URI: 
       # taz.de -- Finanzierung von Pädophilie-Prävention: Kein Geld für Kinderschutz
       
       > Das Präventionsprojekt „Kein Täter werden“ bietet Therapie für Pädophile
       > als Kassenleistung. Doch die privaten Versicherungen wollen nicht zahlen.
       
   IMG Bild: Ausschnitt aus einem Plakat der Kampagne „Kein Täter werden“
       
       Berlin taz | Nicht zum Täter werden, obwohl das eigene sexuelle Begehren um
       Kinder kreist: Dieses Ziel verfolgt ein von der Berliner Charité
       entwickeltes Präventionsprojekt. Seit 2005 bietet [1][„Kein Täter werden“]

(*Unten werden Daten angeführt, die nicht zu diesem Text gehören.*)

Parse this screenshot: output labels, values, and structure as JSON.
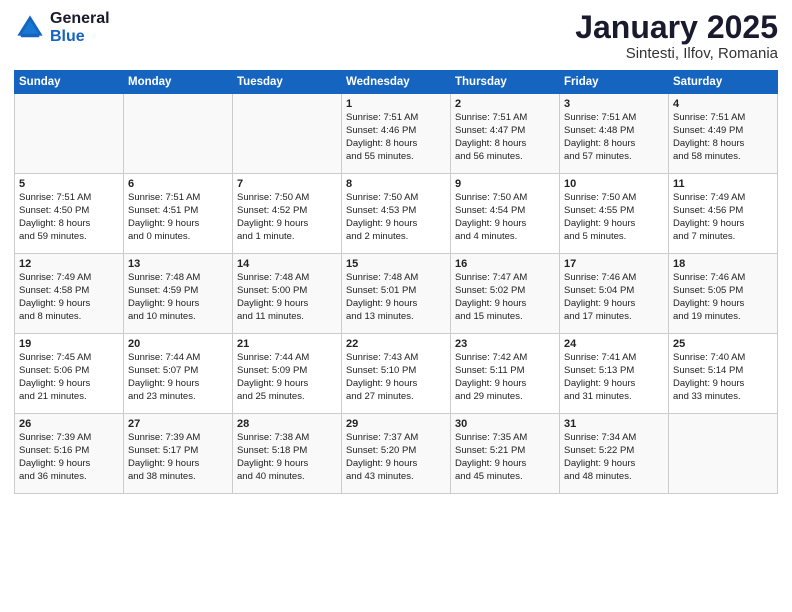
{
  "logo": {
    "general": "General",
    "blue": "Blue"
  },
  "title": "January 2025",
  "subtitle": "Sintesti, Ilfov, Romania",
  "days_of_week": [
    "Sunday",
    "Monday",
    "Tuesday",
    "Wednesday",
    "Thursday",
    "Friday",
    "Saturday"
  ],
  "weeks": [
    [
      {
        "day": "",
        "info": ""
      },
      {
        "day": "",
        "info": ""
      },
      {
        "day": "",
        "info": ""
      },
      {
        "day": "1",
        "info": "Sunrise: 7:51 AM\nSunset: 4:46 PM\nDaylight: 8 hours\nand 55 minutes."
      },
      {
        "day": "2",
        "info": "Sunrise: 7:51 AM\nSunset: 4:47 PM\nDaylight: 8 hours\nand 56 minutes."
      },
      {
        "day": "3",
        "info": "Sunrise: 7:51 AM\nSunset: 4:48 PM\nDaylight: 8 hours\nand 57 minutes."
      },
      {
        "day": "4",
        "info": "Sunrise: 7:51 AM\nSunset: 4:49 PM\nDaylight: 8 hours\nand 58 minutes."
      }
    ],
    [
      {
        "day": "5",
        "info": "Sunrise: 7:51 AM\nSunset: 4:50 PM\nDaylight: 8 hours\nand 59 minutes."
      },
      {
        "day": "6",
        "info": "Sunrise: 7:51 AM\nSunset: 4:51 PM\nDaylight: 9 hours\nand 0 minutes."
      },
      {
        "day": "7",
        "info": "Sunrise: 7:50 AM\nSunset: 4:52 PM\nDaylight: 9 hours\nand 1 minute."
      },
      {
        "day": "8",
        "info": "Sunrise: 7:50 AM\nSunset: 4:53 PM\nDaylight: 9 hours\nand 2 minutes."
      },
      {
        "day": "9",
        "info": "Sunrise: 7:50 AM\nSunset: 4:54 PM\nDaylight: 9 hours\nand 4 minutes."
      },
      {
        "day": "10",
        "info": "Sunrise: 7:50 AM\nSunset: 4:55 PM\nDaylight: 9 hours\nand 5 minutes."
      },
      {
        "day": "11",
        "info": "Sunrise: 7:49 AM\nSunset: 4:56 PM\nDaylight: 9 hours\nand 7 minutes."
      }
    ],
    [
      {
        "day": "12",
        "info": "Sunrise: 7:49 AM\nSunset: 4:58 PM\nDaylight: 9 hours\nand 8 minutes."
      },
      {
        "day": "13",
        "info": "Sunrise: 7:48 AM\nSunset: 4:59 PM\nDaylight: 9 hours\nand 10 minutes."
      },
      {
        "day": "14",
        "info": "Sunrise: 7:48 AM\nSunset: 5:00 PM\nDaylight: 9 hours\nand 11 minutes."
      },
      {
        "day": "15",
        "info": "Sunrise: 7:48 AM\nSunset: 5:01 PM\nDaylight: 9 hours\nand 13 minutes."
      },
      {
        "day": "16",
        "info": "Sunrise: 7:47 AM\nSunset: 5:02 PM\nDaylight: 9 hours\nand 15 minutes."
      },
      {
        "day": "17",
        "info": "Sunrise: 7:46 AM\nSunset: 5:04 PM\nDaylight: 9 hours\nand 17 minutes."
      },
      {
        "day": "18",
        "info": "Sunrise: 7:46 AM\nSunset: 5:05 PM\nDaylight: 9 hours\nand 19 minutes."
      }
    ],
    [
      {
        "day": "19",
        "info": "Sunrise: 7:45 AM\nSunset: 5:06 PM\nDaylight: 9 hours\nand 21 minutes."
      },
      {
        "day": "20",
        "info": "Sunrise: 7:44 AM\nSunset: 5:07 PM\nDaylight: 9 hours\nand 23 minutes."
      },
      {
        "day": "21",
        "info": "Sunrise: 7:44 AM\nSunset: 5:09 PM\nDaylight: 9 hours\nand 25 minutes."
      },
      {
        "day": "22",
        "info": "Sunrise: 7:43 AM\nSunset: 5:10 PM\nDaylight: 9 hours\nand 27 minutes."
      },
      {
        "day": "23",
        "info": "Sunrise: 7:42 AM\nSunset: 5:11 PM\nDaylight: 9 hours\nand 29 minutes."
      },
      {
        "day": "24",
        "info": "Sunrise: 7:41 AM\nSunset: 5:13 PM\nDaylight: 9 hours\nand 31 minutes."
      },
      {
        "day": "25",
        "info": "Sunrise: 7:40 AM\nSunset: 5:14 PM\nDaylight: 9 hours\nand 33 minutes."
      }
    ],
    [
      {
        "day": "26",
        "info": "Sunrise: 7:39 AM\nSunset: 5:16 PM\nDaylight: 9 hours\nand 36 minutes."
      },
      {
        "day": "27",
        "info": "Sunrise: 7:39 AM\nSunset: 5:17 PM\nDaylight: 9 hours\nand 38 minutes."
      },
      {
        "day": "28",
        "info": "Sunrise: 7:38 AM\nSunset: 5:18 PM\nDaylight: 9 hours\nand 40 minutes."
      },
      {
        "day": "29",
        "info": "Sunrise: 7:37 AM\nSunset: 5:20 PM\nDaylight: 9 hours\nand 43 minutes."
      },
      {
        "day": "30",
        "info": "Sunrise: 7:35 AM\nSunset: 5:21 PM\nDaylight: 9 hours\nand 45 minutes."
      },
      {
        "day": "31",
        "info": "Sunrise: 7:34 AM\nSunset: 5:22 PM\nDaylight: 9 hours\nand 48 minutes."
      },
      {
        "day": "",
        "info": ""
      }
    ]
  ]
}
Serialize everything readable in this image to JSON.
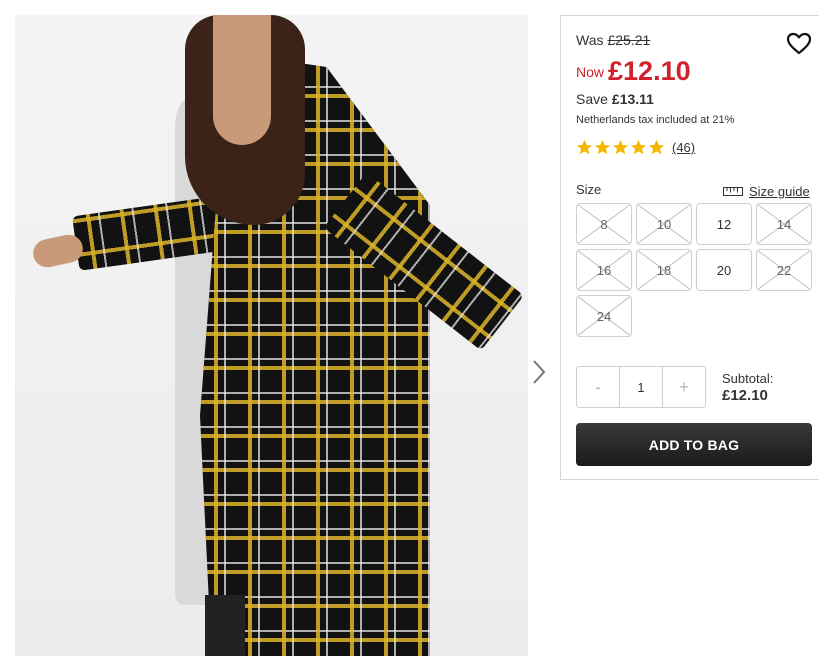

       kostenlose Therapieplätze für Menschen an, die pädophil veranlagt sind und
       Hilfe suchen. Pädophilie, also die (ausschließliche) sexuelle Erregbarkeit
       durch vorpubertäre Körper, ist nicht heilbar. Doch durch therapeutische
       Arbeit können die Betroffenen lernen, mit ihrer Veranlagung so umzugehen,
       dass sie keine Übergriffe begehen.
       
       Die Nachfrage nach Plätzen in dem Projekt ist groß, die Erfolge vorzeigbar.
       Inzwischen wurde das Angebot auf Standorte in 11 Städten und ein spezielles
       Projekt für Jugendliche zwischen 12 und 18 Jahren ausgeweitet.
       
       Als Prävention von Kindesmissbrauch ist die Therapie seit Januar 2018
       [2][sogar Kassenleistung]: Im Rahmen eines Pilotprojekts finanzieren die
       gesetzlichen Krankenkassen, zunächst für fünf Jahre, die Therapie mit
       jährlich fünf Millionen Euro. Damit wird die Behandlung als
       Gesundheitsleistung anerkannt. Fällt die Evaluation positiv aus, könnten
       die Leistungen dauerhaft in die Regelversorgung übernommen werden.
       
       Für Kassenpatienten ist das toll. Für die Privatversicherten unter den
       Therapieteilnehmern, laut Angabe der Charité immerhin sechs bis acht
       Prozent der Patienten, muss allerdings die Allgemeinheit aufkommen. Denn
       der Spitzenverband der privaten Krankenversicherer PKV ist offenbar nicht
       bereit, sich an den Kosten zu beteiligen.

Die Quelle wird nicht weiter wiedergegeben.